Je sens chez elle une détermination proche de la folie.
Quelque chose d'impressionnant.
Tous les matins, elle jette des miettes de pain aux pigeons.
Je l'observe, je me dis qu'elle a certainement derrière elle, en filigrane, toute une histoire, des rires, des larmes et des secrets.
Tous les matins je la vois.
Lorsque ses yeux croisent les miens, je n'arrive pas à discerner si elle se méfie ou si elle a envie de me parler.
Elle semble faire des gestes automatiques, presque machinaux.
Elle secoue le tapis posé devant sa porte, prend son chat sur le bord de la fenêtre, lui parle, et toujours regarde par terre.
Une voiture rouge de la ville de Montréal passe et s'arrête devant celle du nouveau locataire d'en haut.
Nous sommes lundi et, comme deux fois par semaine de chaque côté de la rue, il faut « changer de bord » la voiture en début d'après-midi.
Je dis à la pervenche (qui tire plutôt vers le rouge) que le jeune locataire est nouveau et qu'il arrive du Nouveau-Brunswick, peut-être qu'il ne connaît pas les règles de stationnement.
Il a déjà reçu un « ticket », une amende, avant-hier parce qu'il s'était garé devant la « borne-fontaine » (la borne rouge pour les pompiers). Rien n’y fait, l'amende est déjà enregistrée.

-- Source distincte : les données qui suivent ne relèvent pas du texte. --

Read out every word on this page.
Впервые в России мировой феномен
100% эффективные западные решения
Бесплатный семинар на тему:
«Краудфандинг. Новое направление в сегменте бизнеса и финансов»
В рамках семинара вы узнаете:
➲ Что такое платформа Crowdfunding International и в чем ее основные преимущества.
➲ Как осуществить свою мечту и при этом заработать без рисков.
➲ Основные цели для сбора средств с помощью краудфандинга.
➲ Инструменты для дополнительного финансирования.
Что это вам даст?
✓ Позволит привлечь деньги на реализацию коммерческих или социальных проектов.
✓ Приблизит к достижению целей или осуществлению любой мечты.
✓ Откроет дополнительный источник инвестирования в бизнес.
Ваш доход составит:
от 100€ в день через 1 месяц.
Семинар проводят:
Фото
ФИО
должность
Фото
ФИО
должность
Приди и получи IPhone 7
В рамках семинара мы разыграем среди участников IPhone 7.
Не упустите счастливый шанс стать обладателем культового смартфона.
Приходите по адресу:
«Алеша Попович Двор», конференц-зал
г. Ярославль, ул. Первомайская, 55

Après tout, ça n'est pas ma voiture et j'ai pris des contredanses plus souvent qu'à mon tour pour ces mauvais côtés de la rue, le mauvais jour.
j'écrase ma cigarette sur la brique et marmonne que le fonctionnaire doit être payé au nombre de voitures.
La dame est encore là et elle me sourit pour la première fois.
Elle a peut-être vu que j'essayai de défendre quelqu'un d'autre.
On dirait qu'elle tend son chat vers moi.
Puis tout à coup elle hurle :
« C'est pas l'bon bord ostie ! »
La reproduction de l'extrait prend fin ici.